Polyglot Translator Robot

OCR, YOLO, Python, ROS2, MoveIt2, Emika Franka Robot Arm

Authors: Allen Liu, Damien Koh, Kassidy Shedd, Henry Brown, Megan Black

GitHub: View this project on GitHub

Project Description

This project implements a multilingual translation robot system that processes input from either written text on a whiteboard or spoken audio through a microphone. The system performs real-time language detection, translation, and physically writes the translated output using a robotic arm.

System Workflow

flowchart TD
    START([System Ready]) --> INPUT{Input Type?}

    INPUT -->|Visual| CAMERA[Capture Whiteboard Image]
    INPUT -->|Audio| MIC[Record Audio]

    CAMERA --> HUMAN_DET[Human Detection<br/>YOLO]
    HUMAN_DET -->|Person Detected| OCR_PROC[OCR Processing]
    HUMAN_DET -->|No Person| CAMERA

    MIC --> SPEECH_REC[Speech Recognition]

    OCR_PROC --> LANG_DET[Language Detection]
    SPEECH_REC --> LANG_DET

    LANG_DET --> TRANS[Google Translate API]
    TRANS --> GEN_WP[Generate Writing Waypoints]

    GEN_WP --> CALIB[AprilTag Calibration]
    CALIB --> PLAN[MoveIt2 Cartesian Path]
    PLAN --> WRITE[Robot Writes Translation]

    WRITE --> END([Complete])

    style TRANS fill:#fff4e1
    style PLAN fill:#e1f5ff
    style OCR_PROC fill:#d4edda

The system integrates natural language processing, machine learning, computer vision, and robotics to create a cohesive multilingual translation platform with physical output capabilities.

System Architecture

This project integrates five specialized subsystems to enable multilingual translation and robotic writing.

graph TB
    subgraph Input["Input Processing"]
        TEXT[Text Input<br/>Whiteboard]
        AUDIO[Audio Input<br/>Microphone]
        YOLO[YOLO Object Detection]
        OCR[OCR Text Recognition]
        SPEECH[Speech Recognition]
    end

    subgraph Translation["Translation Engine"]
        DETECT_LANG[Language Detection]
        TRANSLATE[Google Translate API]
    end

    subgraph Planning["Path Planning"]
        STRING2WP[String to Waypoints<br/>Matplotlib]
        APRILTAG[AprilTag Detection<br/>Whiteboard Calibration]
    end

    subgraph Execution["Robot Control"]
        MOVEIT[MoveIt2 Cartesian Planner]
        FRANKA[Franka Emika Robot Arm]
    end

    TEXT --> YOLO
    YOLO --> OCR
    AUDIO --> SPEECH

    OCR --> DETECT_LANG
    SPEECH --> DETECT_LANG
    DETECT_LANG --> TRANSLATE

    TRANSLATE --> STRING2WP
    APRILTAG --> MOVEIT
    STRING2WP --> MOVEIT
    MOVEIT --> FRANKA

    style TRANSLATE fill:#fff4e1
    style MOVEIT fill:#e1f5ff
    style OCR fill:#d4edda

Subsystem Responsibilities:

  • writer (Allen): Cartesian path planning using MoveIt2 for writing characters on the whiteboard, with AprilTag-based calibration
  • translation (Damien): Google Translate API integration for language translation
  • computer_vision (Megan): YOLO object detection and OCR for text recognition and human detection
  • string2waypoints (Kassidy): Matplotlib-based waypoint generation for character trajectories
  • apriltags (Henry): AprilTag detection for whiteboard localization and orientation

Features

Translate from Chinese to English

Translate from German to French

Translate from Spanish to Korean

Translate from Simpified Chinese to Traditional Chinese

Hindi Voice to English

Spanish Voice to English

Challenges

  • Cartesian Path Planner: When initially incorporating the find cartesian path functionality using the MoveIt API, we encountered a challenge where RViz indicated that the robot had identified the path but was unable to execute it.

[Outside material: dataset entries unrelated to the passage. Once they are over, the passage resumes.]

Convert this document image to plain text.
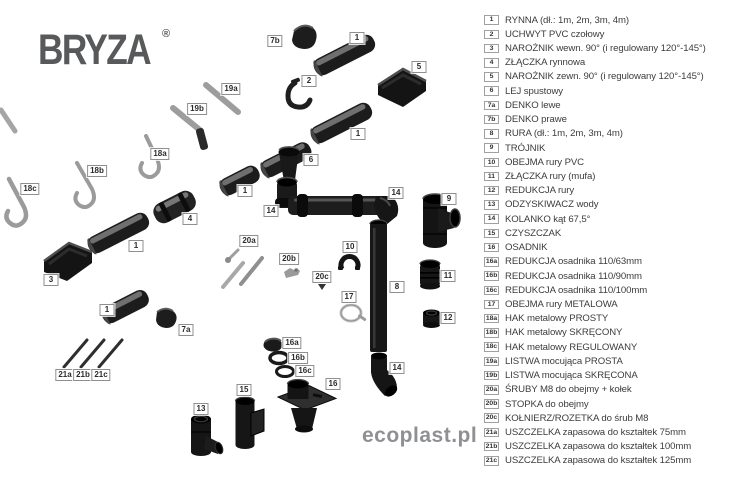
BRYZA ®
7b	1
5
2
19a
19b
1
18a
6
18b
18c	1	14
9
14
4
20a
1	10
20b
11
20c
3
8
17
1
12
7a
16a
16b
14
16c
21a 21b 21c
16
15
13
1	RYNNA (dł.: 1m, 2m, 3m, 4m)
2	UCHWYT PVC czołowy
3	NAROŻNIK wewn. 90° (i regulowany 120°-145°)
4	ZŁĄCZKA rynnowa
5	NAROŻNIK zewn. 90° (i regulowany 120°-145°)
6	LEJ spustowy
7a	DENKO lewe
7b DENKO prawe
8	RURA (dł.: 1m, 2m, 3m, 4m)
9	TRÓJNIK
10	OBEJMA rury PVC
11	ZŁĄCZKA rury (mufa)
12	REDUKCJA rury
13	ODZYSKIWACZ wody
14	KOLANKO kąt 67,5°
15	CZYSZCZAK
16	OSADNIK
16a REDUKCJA osadnika 110/63mm
16b REDUKCJA osadnika 110/90mm
16c REDUKCJA osadnika 110/100mm
17	OBEJMA rury METALOWA
18a HAK metalowy PROSTY
18b HAK metalowy SKRĘCONY
18c HAK metalowy REGULOWANY
19a LISTWA mocująca PROSTA
19b LISTWA mocująca SKRĘCONA
20a ŚRUBY M8 do obejmy + kołek
20b STOPKA do obejmy
20c KOŁNIERZ/ROZETKA do śrub M8
21a USZCZELKA zapasowa do kształtek 75mm
21b USZCZELKA zapasowa do kształtek 100mm
21c USZCZELKA zapasowa do kształtek 125mm
ecoplast.pl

To address this issue, we examined our code related to the MoveIt API, specifically focusing on the function responsible for calling the ComputeCartesianPath service. Upon comparing our implementation with the official MoveIt documentation, we identified a crucial missing parameter known as cartesian_speed_limit_link, which had not been specified in our code. Once we addressed this omission and provided the necessary parameter, the robot successfully executed the intended movements.
  • TF tree when integrating apriltags: Upon the initial implementation of apriltags on the robot, we encountered an issue where the robot occasionally failed to move as intended, leading to collisions when approaching certain orientations and positions. To address this challenge, our debugging process involved a thorough examination of the TF tree associated with the robot. We conducted numerous experiments by sending various commands, instructing the robot to move in all possible directions. During this investigation, a crucial insight emerged when analyzing the TF tree. It was discovered that with the introduction of apriltags into the system, the root frame of the TF tree shifted from panda_link0, the base frame of the robot, to camera_link. Consequently, the commands we were sending were relative to the camera_link frame rather than the base frame. Upon rectifying this discrepancy, specifically aligning the commands with the correct base frame, the robot executed movements flawlessly.

Possible Improvements

  • Some script language still fail to detect: To resolve this issue, we can try to refind the language model by training more dataset on the script languages making it easier to detect the script languages.
  • Sometimes, the camera source get dropped, need to re-launch all: This happened because sometimes the realsense camera package does not detect the camera successfully so that it will throw can error when that happens. To address this issue, we can surround that with a protect function that catch the error when it throws and try it again.